Bendrick
Rock
Grid Reference: ST 144 677
Bendrick Rock is the newest addition to BIGC's portfolio
of sites. Formerly owned by Associated British Ports, the
locality in Barry, South Glamorgan is one of the UK's
most important coastal geological localities and is
listed as both a Site of Special Scientific Interest
(SSSI) and a Geological Conservation Review Site (GCR).
The GCR lists the locality twice, for its stratigraphy
and for its exceptional fossil reptile tracks.
This foreshore site is famous for its Triassic Red Bed
deposits which show remarkable dinosaur footprints and
trackways. The footprints occur over wide areas and many
individual trackways can be identified on single bedding
plains. The exposure itself provides extensive outcrop of
the Upper Triassic, Mercia Mudstone Series where the
stratigraphy is dominated by fine red mudstones, marls,
ripple bedded sandstones and occasional conglomerates.
The sediments here are recognised as important
palaeoenvironmental indicators, recording a time when
climate in this area was predominantly arid and
terrestrial but with occasional periods of heavy
rainfall.

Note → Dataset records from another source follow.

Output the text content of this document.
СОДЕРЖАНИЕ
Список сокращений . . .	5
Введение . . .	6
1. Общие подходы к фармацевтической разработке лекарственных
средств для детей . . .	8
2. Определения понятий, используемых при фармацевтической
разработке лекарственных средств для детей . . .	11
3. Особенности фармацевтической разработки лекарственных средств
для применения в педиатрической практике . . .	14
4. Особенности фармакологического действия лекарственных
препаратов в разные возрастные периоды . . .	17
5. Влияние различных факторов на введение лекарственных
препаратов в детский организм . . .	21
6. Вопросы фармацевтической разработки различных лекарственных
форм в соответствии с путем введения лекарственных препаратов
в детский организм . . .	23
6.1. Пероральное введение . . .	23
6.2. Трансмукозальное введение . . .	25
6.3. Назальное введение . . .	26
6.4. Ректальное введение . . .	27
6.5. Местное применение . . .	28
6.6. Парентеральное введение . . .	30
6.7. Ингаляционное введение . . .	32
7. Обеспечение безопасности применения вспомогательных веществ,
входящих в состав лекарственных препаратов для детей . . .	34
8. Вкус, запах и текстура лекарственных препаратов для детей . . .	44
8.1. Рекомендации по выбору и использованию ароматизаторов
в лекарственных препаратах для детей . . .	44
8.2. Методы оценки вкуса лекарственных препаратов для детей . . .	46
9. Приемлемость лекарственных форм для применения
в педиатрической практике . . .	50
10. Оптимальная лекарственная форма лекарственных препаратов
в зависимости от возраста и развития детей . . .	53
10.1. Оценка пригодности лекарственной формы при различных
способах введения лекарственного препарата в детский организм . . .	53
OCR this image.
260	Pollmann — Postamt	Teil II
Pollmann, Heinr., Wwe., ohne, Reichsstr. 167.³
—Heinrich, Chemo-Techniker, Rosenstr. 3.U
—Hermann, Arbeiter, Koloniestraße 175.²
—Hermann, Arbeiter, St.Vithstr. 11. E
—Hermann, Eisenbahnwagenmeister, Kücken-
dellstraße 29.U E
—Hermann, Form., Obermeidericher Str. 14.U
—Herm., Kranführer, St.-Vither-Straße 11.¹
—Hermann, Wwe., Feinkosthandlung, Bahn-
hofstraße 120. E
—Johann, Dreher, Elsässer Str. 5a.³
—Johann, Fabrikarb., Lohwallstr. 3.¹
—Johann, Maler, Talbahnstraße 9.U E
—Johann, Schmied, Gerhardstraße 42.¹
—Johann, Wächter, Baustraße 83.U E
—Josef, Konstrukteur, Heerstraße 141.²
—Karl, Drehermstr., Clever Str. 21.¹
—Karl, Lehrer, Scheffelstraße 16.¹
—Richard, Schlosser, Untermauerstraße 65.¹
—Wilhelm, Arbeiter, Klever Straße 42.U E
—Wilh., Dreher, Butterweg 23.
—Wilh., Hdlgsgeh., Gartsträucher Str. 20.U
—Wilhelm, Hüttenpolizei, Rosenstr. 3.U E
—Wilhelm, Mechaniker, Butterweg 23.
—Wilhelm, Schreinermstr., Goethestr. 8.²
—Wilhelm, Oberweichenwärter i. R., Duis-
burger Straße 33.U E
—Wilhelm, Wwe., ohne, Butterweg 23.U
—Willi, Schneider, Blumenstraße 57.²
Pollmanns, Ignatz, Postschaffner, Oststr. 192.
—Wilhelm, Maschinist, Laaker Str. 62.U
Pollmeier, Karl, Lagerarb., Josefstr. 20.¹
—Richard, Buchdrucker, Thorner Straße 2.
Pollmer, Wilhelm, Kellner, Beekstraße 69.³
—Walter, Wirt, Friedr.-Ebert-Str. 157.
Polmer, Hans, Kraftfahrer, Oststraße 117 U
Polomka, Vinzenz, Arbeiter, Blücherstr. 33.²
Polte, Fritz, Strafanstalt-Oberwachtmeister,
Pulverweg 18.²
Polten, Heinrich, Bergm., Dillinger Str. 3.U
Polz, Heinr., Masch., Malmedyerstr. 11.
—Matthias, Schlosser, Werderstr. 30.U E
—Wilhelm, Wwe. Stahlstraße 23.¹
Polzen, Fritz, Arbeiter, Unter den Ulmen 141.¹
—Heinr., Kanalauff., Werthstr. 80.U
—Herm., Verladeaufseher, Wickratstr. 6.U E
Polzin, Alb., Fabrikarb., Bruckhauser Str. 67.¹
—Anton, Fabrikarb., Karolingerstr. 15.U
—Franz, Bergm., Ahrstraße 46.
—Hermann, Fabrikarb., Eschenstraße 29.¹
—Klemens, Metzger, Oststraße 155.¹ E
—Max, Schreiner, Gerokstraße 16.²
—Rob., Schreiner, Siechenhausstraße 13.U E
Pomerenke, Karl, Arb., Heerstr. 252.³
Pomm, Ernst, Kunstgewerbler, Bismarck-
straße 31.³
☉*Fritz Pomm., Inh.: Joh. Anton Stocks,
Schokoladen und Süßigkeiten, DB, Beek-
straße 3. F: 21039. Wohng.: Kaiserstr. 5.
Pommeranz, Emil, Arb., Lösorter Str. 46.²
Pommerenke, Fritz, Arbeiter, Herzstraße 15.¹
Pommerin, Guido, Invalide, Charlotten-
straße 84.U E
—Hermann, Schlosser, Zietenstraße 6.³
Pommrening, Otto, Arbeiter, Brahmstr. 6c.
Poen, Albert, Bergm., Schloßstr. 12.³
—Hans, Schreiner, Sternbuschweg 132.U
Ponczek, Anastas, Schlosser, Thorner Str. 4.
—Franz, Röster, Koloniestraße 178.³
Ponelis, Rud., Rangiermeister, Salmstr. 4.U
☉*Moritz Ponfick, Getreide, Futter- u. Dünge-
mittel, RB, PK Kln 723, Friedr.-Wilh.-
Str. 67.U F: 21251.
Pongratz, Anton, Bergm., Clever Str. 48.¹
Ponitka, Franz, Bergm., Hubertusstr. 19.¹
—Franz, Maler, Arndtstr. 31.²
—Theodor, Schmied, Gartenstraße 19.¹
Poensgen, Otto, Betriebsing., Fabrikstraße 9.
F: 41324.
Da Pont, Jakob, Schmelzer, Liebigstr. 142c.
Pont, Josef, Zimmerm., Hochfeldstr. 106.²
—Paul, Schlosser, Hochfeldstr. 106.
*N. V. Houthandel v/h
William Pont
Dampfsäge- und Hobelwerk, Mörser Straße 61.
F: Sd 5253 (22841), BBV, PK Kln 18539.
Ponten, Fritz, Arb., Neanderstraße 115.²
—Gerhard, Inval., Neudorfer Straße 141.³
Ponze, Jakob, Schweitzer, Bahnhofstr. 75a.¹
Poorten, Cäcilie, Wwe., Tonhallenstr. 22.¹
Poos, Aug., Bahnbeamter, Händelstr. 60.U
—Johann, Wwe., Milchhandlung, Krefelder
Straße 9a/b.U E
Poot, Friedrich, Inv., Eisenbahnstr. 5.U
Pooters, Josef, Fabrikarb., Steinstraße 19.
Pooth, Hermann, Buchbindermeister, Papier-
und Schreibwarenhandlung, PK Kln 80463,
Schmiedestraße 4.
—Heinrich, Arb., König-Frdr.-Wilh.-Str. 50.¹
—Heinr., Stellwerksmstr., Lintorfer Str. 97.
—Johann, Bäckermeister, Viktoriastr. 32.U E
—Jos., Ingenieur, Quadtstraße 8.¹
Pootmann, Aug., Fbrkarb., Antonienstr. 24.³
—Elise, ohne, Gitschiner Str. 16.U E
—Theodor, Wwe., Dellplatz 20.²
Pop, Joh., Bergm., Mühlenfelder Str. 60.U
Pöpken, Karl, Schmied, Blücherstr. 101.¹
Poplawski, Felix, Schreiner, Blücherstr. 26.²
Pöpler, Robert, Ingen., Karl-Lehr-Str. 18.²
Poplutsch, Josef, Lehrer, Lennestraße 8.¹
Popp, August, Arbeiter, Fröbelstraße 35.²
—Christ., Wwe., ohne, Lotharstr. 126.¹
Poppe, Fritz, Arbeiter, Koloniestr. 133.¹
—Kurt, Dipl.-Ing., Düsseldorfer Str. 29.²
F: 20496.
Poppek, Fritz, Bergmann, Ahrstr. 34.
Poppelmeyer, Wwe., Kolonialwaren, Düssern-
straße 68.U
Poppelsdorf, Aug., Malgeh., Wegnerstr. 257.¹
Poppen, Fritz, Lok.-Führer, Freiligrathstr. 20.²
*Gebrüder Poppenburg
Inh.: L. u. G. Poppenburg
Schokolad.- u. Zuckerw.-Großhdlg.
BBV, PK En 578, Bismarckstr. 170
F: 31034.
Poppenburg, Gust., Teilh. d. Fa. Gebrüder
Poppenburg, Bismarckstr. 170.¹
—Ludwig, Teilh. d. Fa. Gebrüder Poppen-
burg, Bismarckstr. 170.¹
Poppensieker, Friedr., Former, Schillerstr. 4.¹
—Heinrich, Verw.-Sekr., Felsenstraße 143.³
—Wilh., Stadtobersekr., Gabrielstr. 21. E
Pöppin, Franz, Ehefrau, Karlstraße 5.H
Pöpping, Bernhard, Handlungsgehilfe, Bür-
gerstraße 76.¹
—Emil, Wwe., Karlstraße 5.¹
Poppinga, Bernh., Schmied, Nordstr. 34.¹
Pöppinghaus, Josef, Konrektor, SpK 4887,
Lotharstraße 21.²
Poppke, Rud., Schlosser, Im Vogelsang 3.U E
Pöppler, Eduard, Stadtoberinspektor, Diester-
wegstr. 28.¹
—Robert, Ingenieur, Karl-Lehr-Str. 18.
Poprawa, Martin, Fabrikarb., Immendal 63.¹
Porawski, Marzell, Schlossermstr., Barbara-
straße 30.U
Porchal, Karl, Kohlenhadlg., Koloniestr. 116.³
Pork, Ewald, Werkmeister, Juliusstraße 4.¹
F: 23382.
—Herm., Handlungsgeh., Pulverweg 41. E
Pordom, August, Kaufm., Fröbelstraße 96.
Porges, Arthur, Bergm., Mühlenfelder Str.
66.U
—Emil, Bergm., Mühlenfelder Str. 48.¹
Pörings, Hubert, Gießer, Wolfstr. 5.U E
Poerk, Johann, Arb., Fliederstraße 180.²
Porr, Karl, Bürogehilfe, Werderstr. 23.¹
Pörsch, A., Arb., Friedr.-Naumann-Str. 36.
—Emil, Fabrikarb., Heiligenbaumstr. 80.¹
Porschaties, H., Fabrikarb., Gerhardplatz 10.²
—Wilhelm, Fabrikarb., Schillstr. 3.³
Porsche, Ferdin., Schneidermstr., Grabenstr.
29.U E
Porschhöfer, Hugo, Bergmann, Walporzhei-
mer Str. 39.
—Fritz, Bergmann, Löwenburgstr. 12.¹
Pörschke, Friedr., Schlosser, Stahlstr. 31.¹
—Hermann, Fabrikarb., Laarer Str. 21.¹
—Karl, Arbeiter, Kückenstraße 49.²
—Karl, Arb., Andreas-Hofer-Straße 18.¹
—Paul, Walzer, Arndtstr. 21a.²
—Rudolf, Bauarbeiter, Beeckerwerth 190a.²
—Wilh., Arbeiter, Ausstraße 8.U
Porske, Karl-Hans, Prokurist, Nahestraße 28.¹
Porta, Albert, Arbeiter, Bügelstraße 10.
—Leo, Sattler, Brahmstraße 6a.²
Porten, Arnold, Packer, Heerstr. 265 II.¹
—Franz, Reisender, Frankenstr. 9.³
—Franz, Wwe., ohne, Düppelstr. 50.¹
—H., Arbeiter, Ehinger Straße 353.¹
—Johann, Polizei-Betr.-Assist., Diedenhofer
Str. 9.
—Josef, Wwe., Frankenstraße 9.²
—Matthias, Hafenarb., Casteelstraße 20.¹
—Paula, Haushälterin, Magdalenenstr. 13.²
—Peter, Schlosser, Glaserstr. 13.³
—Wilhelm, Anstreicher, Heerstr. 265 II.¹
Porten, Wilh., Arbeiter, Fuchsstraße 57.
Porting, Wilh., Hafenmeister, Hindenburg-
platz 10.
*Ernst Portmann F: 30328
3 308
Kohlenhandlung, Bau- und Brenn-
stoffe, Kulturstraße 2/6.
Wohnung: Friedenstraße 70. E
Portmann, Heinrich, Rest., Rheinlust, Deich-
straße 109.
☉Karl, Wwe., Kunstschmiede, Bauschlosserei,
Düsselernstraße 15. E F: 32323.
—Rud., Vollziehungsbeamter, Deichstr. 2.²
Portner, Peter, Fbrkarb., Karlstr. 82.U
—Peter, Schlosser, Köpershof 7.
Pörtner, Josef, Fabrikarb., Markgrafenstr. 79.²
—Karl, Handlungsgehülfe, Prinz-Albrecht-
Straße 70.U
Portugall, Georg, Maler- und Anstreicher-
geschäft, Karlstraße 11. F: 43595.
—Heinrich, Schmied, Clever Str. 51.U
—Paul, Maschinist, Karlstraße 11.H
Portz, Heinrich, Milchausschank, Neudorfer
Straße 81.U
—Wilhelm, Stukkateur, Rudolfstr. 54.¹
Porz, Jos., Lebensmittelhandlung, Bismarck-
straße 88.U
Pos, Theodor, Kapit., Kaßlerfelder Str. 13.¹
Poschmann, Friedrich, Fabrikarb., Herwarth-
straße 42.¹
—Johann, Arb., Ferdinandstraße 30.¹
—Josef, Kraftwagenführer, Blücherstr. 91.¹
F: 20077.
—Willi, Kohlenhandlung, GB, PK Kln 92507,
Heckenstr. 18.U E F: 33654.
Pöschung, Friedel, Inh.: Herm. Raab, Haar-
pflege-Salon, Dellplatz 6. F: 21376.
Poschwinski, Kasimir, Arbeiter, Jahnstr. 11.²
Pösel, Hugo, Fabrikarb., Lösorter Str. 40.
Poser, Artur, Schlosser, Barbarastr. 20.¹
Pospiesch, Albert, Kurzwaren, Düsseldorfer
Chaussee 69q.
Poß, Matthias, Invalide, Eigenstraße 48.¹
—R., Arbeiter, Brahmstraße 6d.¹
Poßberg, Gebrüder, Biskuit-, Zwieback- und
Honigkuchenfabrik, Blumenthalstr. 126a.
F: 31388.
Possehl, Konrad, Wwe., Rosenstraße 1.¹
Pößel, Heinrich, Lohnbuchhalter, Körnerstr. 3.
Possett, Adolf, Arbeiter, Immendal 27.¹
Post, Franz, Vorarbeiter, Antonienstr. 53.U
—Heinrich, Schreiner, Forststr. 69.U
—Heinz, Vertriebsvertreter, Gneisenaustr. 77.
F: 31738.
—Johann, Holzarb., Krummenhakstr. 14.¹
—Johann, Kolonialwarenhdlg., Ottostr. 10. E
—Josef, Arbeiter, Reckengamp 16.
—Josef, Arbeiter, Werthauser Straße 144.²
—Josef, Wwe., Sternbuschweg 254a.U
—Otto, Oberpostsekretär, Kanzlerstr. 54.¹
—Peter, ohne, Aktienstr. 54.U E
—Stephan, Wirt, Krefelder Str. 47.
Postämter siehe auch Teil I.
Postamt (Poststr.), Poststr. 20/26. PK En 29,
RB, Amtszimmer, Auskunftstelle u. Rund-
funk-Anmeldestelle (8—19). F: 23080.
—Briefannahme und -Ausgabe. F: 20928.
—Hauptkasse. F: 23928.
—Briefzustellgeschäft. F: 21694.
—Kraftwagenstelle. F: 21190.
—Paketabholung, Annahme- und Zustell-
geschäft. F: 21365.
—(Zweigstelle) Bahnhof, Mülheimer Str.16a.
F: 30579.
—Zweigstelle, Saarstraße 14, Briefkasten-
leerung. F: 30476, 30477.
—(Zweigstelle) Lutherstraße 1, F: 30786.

The sediments and climatic conditions are
similar to those found in a modern sabkha or playa basins
like those found in North Africa around Abu Dhabi.

During the Late Triassic it is probable that the Bendrick
Rock area was a low lying marginal environment where
large ephemeral fluvial (river and stream) systems
sporadically filled a larger heavily evaporated,
hypersaline lake. The fluvial deposits are interpreted as
the result of periodic flash flood events and show a
range of sediments and depositional structures. The
rivers that existed in this area would have periodically
filled the lakes and during times of heavy rainfall burst
their banks creating extensive shallow floodplains. These
flood events would have deposited fine muds over a wide
area and left many shallow pools of rapidly evaporating
water.
 
Above: Modern playa (L) and sabhka (R) - as South Wales
would have looked in the Upper Triassic.
The evaporation of the floodwaters led to the deposition
and accumulation of evaporitic minerals such as gypsum
and calcite. It is in these unconsolidated floodplain
muds, marls and fine soft lake side sediments that
dinosaurs roamed and had their tracks preserved. It's the
combination of exceptional fossilised trackways and array
of unusual and highly indicative environmental indicators
rarely seen in the geological record that make this an
internationally important site.

During 2006, the Countryside Council for Wales became
aware that professional fossil collectors had been
targeting the site and illicitly removing large slabs of
dinosaur tracks. The fossils had been appearing on the
internet auction site E-bay and several were later found
in the fossil and rock shops at Lyme Regis. The South
Wales Police were involved in the recovery of the fossil
material and the cautioning of the traders. The fossils
footprints have since been returned to the BIGC who have
passed them on to the National Museum Wales where a
scientific collection of tracks is housed and exhibited.
Site owners the British Institute for Geological
Conservation and Countryside Council for Wales as
statutory enforcement agency support a policy of
responsible fossil collecting. We urge serious amateur
collectors to ask permission to visit and collect
responsibly.
L: Illegally-collected dinosaur footprint from Bendrick
Rock, with price label!

L: A police officer examines the site where dinosaur
footprints were illegally collected at Bendrick Rock.